Wednesday, September 21, 2005

Peraturan

Di kota ini (dan mungkin banyak kota di dunia- kecuali Jakarta), dengan herannya, peraturan tidak semata-mata diciptakan untuk dilanggar. Begitu pula di kota kotoran anjing ini. Jangan salah, perkataan itu bukan hanya untuk tidak mensyukuri keberadaanku di kota keju, anggur, dan wanita ini. Tetapi memang benar adanya, sekalinya kita keluar berjalan kaki di jalanan kota tua yang rapi ini, kotoran sisa anjing juga dengan setia menemani perjalanan, melekat pada sol sepatu. Itu dengan catatan kita mengenakan sepatu, tentunya. Tinggallah saya mengumpat dalam Bahasa Indonesia di jalanan mengundang heran berbagai orang sekitar.

Ah, lucunya. Saya baru saja membuktikan teori saya salah, karena disini pun sebenarnya pemilik anjing diwajibkan membersihkan sisa makanan itu (dengan cara apa, silahkan berimajinasi). Kalau dipikir-pikir sih memang manusia yang bodoh karena mau diperbodohkan oleh anjing yang, setelah memberi kita pilihan -jalan-atau-rumahmu-bau-, menunggu seraya menjulurkan lidah, menuntut kita cepat-cepat membereskan kotorannya.

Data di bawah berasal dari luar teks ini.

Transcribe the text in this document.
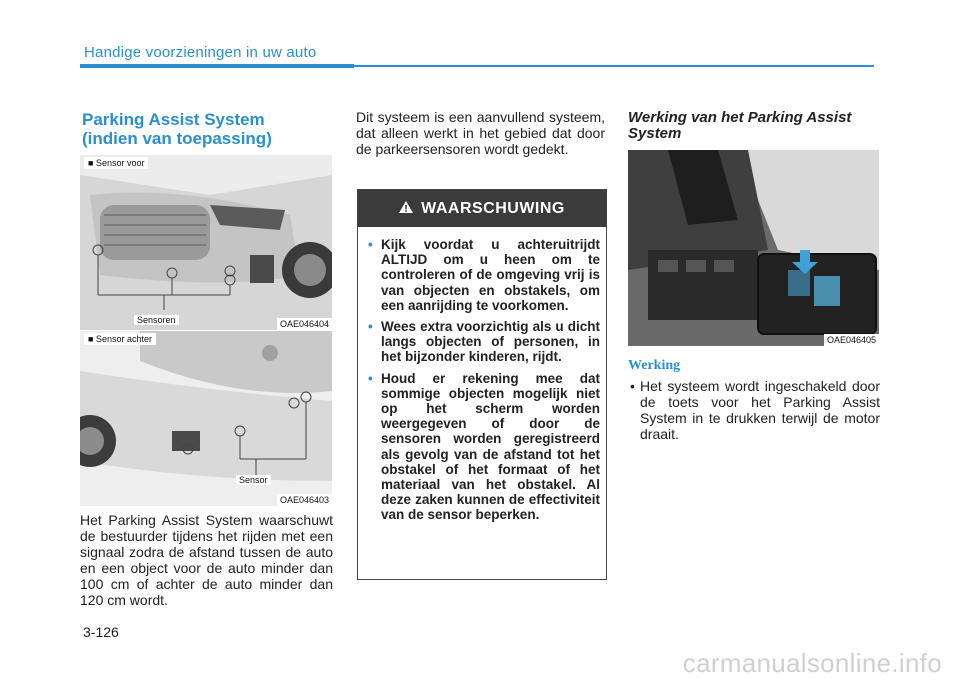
Handige voorzieningen in uw auto
Parking Assist System
(indien van toepassing)
■ Sensor voor
Sensoren	OAE046404
■ Sensor achter
Sensor
OAE046403
Het Parking Assist System waarschuwt de bestuurder tijdens het rijden met een signaal zodra de afstand tussen de auto en een object voor de auto minder dan 100 cm of achter de auto minder dan 120 cm wordt.
Dit systeem is een aanvullend systeem, dat alleen werkt in het gebied dat door de parkeersensoren wordt gedekt.
WAARSCHUWING
• Kijk voordat u achteruitrijdt ALTIJD om u heen om te controleren of de omgeving vrij is van objecten en obstakels, om een aanrijding te voorkomen.
• Wees extra voorzichtig als u dicht langs objecten of personen, in het bijzonder kinderen, rijdt.
• Houd er rekening mee dat sommige objecten mogelijk niet op het scherm worden weergegeven of door de sensoren worden geregistreerd als gevolg van de afstand tot het obstakel of het formaat of het materiaal van het obstakel. Al deze zaken kunnen de effectiviteit van de sensor beperken.
Werking van het Parking Assist System
OAE046405
Werking
• Het systeem wordt ingeschakeld door de toets voor het Parking Assist System in te drukken terwijl de motor draait.
3-126
carmanualsonline.info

Sudahlah, mereka anjing. Mungkin memang kodrat mereka menguji kesabaran umat Prancis yang lebih memilih memelihara anjing ketimbang anak. Pilihan yang saya bisa pahami.

Kembali pada peraturan, kemarin saya berada di samping kakak saya yang sedang mengemudikan mobil dengan kecepatan yang cukup tinggi. Namun kami terpaksa rem mendadak pada tempat penyebrangan karena ada seorang bapak-bapak dengan bayinya di kereta dorong. Lampu untuk kendaraan hijau; lampu penyebrangan pejalan kaki, merah.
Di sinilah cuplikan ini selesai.